Introductory Seminars for First-Year Students

Visible Bodies: Black Female Authors and the Politics of Publishing in Africa


Where are the African female writers of the twentieth century and the present day? This Introductory Seminar addresses the critical problem of the marginalization of black female authors within established canons of modern African literature. We will explore, analyse and interrogate the reasons why, and the ways in which, women-authored bodies of work from this period continue to be lost, misplaced, forgotten, and ignored by a male-dominated and largely European/white publishing industry in the context of colonialism, apartheid and globalization. 

You will be introduced to key twentieth-century and more contemporary female authors from Africa, some of them published but many more unpublished or out-of-print.

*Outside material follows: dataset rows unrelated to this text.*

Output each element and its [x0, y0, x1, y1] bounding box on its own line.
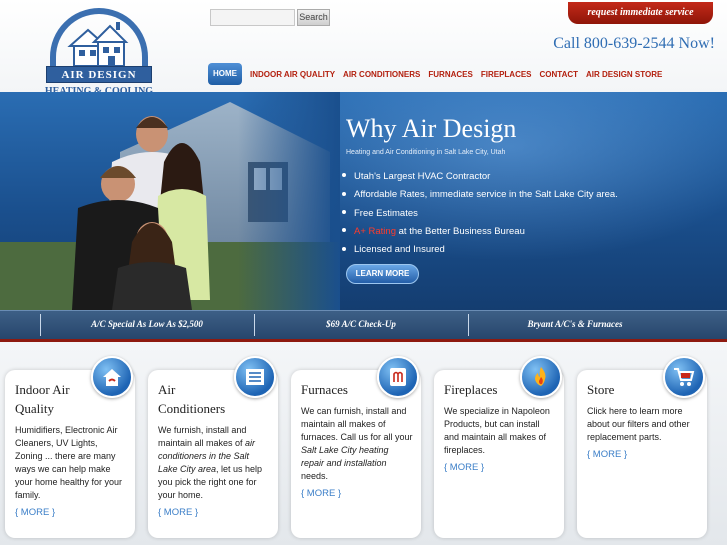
list-item: Licensed and Insured	[340, 241, 618, 259]
special-ac-checkup[interactable]: $69 A/C Check-Up	[254, 311, 468, 340]
special-ac-price[interactable]: A/C Special As Low As $2,500	[40, 311, 254, 340]
card-indoor-air-quality[interactable]: Indoor Air Quality Humidifiers, Electron…	[5, 356, 135, 538]
card-body: We furnish, install and maintain all mak…	[158, 425, 263, 500]
hero-title: Why Air Design	[346, 114, 517, 143]
nav-fireplaces[interactable]: FIREPLACES	[481, 70, 532, 79]
family-photo	[0, 92, 340, 310]
card-body: We specialize in Napoleon Products, but …	[444, 406, 550, 455]
logo-name: AIR DESIGN	[46, 66, 152, 83]
hero-banner: Why Air Design Heating and Air Condition…	[0, 92, 727, 310]
bullet-icon	[342, 246, 346, 251]
more-link[interactable]: { MORE }	[158, 507, 270, 518]
ac-unit-icon	[234, 356, 276, 398]
learn-more-button[interactable]: LEARN MORE	[346, 264, 419, 284]
card-fireplaces[interactable]: Fireplaces We specialize in Napoleon Pro…	[434, 356, 564, 538]
more-link[interactable]: { MORE }	[301, 488, 413, 499]
card-store[interactable]: Store Click here to learn more about our…	[577, 356, 707, 538]
list-item: Affordable Rates, immediate service in t…	[340, 186, 618, 204]
nav-air-conditioners[interactable]: AIR CONDITIONERS	[343, 70, 420, 79]
flame-icon	[520, 356, 562, 398]
phone-number: Call 800-639-2544 Now!	[553, 35, 715, 52]
house-icon	[67, 22, 129, 67]
benefits-list: Utah's Largest HVAC Contractor Affordabl…	[340, 168, 618, 259]
bullet-icon	[342, 191, 346, 196]
search-button[interactable]: Search	[297, 9, 330, 26]
main-nav: HOME INDOOR AIR QUALITY AIR CONDITIONERS…	[208, 63, 670, 85]
more-link[interactable]: { MORE }	[15, 507, 127, 518]
card-furnaces[interactable]: Furnaces We can furnish, install and mai…	[291, 356, 421, 538]
more-link[interactable]: { MORE }	[444, 462, 556, 473]
bullet-icon	[342, 210, 346, 215]
special-bryant[interactable]: Bryant A/C's & Furnaces	[468, 311, 682, 340]
nav-furnaces[interactable]: FURNACES	[428, 70, 472, 79]
card-air-conditioners[interactable]: Air Conditioners We furnish, install and…	[148, 356, 278, 538]
house-air-icon	[91, 356, 133, 398]
hero-subtitle: Heating and Air Conditioning in Salt Lak…	[346, 149, 506, 156]
bullet-icon	[342, 228, 346, 233]
list-item: Free Estimates	[340, 205, 618, 223]
rating-highlight: A+ Rating	[354, 225, 396, 237]
list-item: A+ Rating at the Better Business Bureau	[340, 223, 618, 241]
air-design-logo[interactable]: AIR DESIGN HEATING & COOLING	[42, 6, 156, 100]
request-service-button[interactable]: request immediate service	[568, 2, 713, 24]
card-title: Indoor Air Quality	[15, 382, 70, 416]
nav-air-design-store[interactable]: AIR DESIGN STORE	[586, 70, 662, 79]
card-body: Humidifiers, Electronic Air Cleaners, UV…	[15, 425, 123, 500]
nav-contact[interactable]: CONTACT	[540, 70, 579, 79]
more-link[interactable]: { MORE }	[587, 449, 699, 460]
card-body: Click here to learn more about our filte…	[587, 406, 690, 442]
card-body: We can furnish, install and maintain all…	[301, 406, 413, 481]
shopping-cart-icon	[663, 356, 705, 398]
nav-home[interactable]: HOME	[208, 63, 242, 85]
card-title: Air Conditioners	[158, 382, 226, 416]
specials-bar: A/C Special As Low As $2,500 $69 A/C Che…	[0, 310, 727, 339]
bullet-icon	[342, 173, 346, 178]
furnace-icon	[377, 356, 419, 398]
list-item: Utah's Largest HVAC Contractor	[340, 168, 618, 186]
search-input[interactable]	[210, 9, 295, 26]
site-header: AIR DESIGN HEATING & COOLING Search requ…	[0, 0, 727, 97]
nav-indoor-air-quality[interactable]: INDOOR AIR QUALITY	[250, 70, 335, 79]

The class will look at the challenges these female authors faced in publishing, including how they navigated a hostile publishing industry and a lack of funding and intellectual support for black writers, especially female writers. 

We will also examine the strategies these writers used to mitigate their apparent marginality, including looking at how women self-published, how they used newspapers as publication venues, how they have increasingly turned to digital platforms, and how many sought international publishing networks outside of the African continent. As one of the primary assessments for the seminar, you will be asked to conceptualize and design an in-depth and imaginative pitch for a new publishing platform that specializes in African female authors. 

You will also have the opportunity for in-depth engagement (both in class and in one-on-one mentor sessions) with a range of leading pioneers in the field of publishing and literature in Africa. Figures like Ainehi Edoro (founder of Brittle Paper) and Zukiswa Wanner (prize-winning author of The Madams and Men of the South), amongst others, will be guests to our Zoom classroom. One of our industry specialists will meet with you to offer detailed feedback on your proposal for your imagined publishing platform. 

You can expect a roughly 50/50 division between synchronous and asynchronous learning, as well as plenty of opportunity to collaborate with peers in smaller settings.

Meet the Instructor(s)

Joel Cabrita

"I was born and raised in Southern Africa (born in Zimbabwe, and raised in the kingdom of Eswatini), and all of my family are from that region. My conviction is that studying Southern Africa as a white historian must involve a not-always-easy process of self-examination. This includes a recognition of my own privilege and my family’s embeddedness within a colonial past that has benefitted white residents of Southern Africa. In my ongoing work on black female writers, I look critically at issues of representation, authenticity, legitimacy, and gatekeeping, and interrogate how the literary-academic establishment authorizes certain voices as valid and excludes others. I sincerely hope you will join me in this journey through a shifting and contested landscape of knowledge, authorship, race, and gender."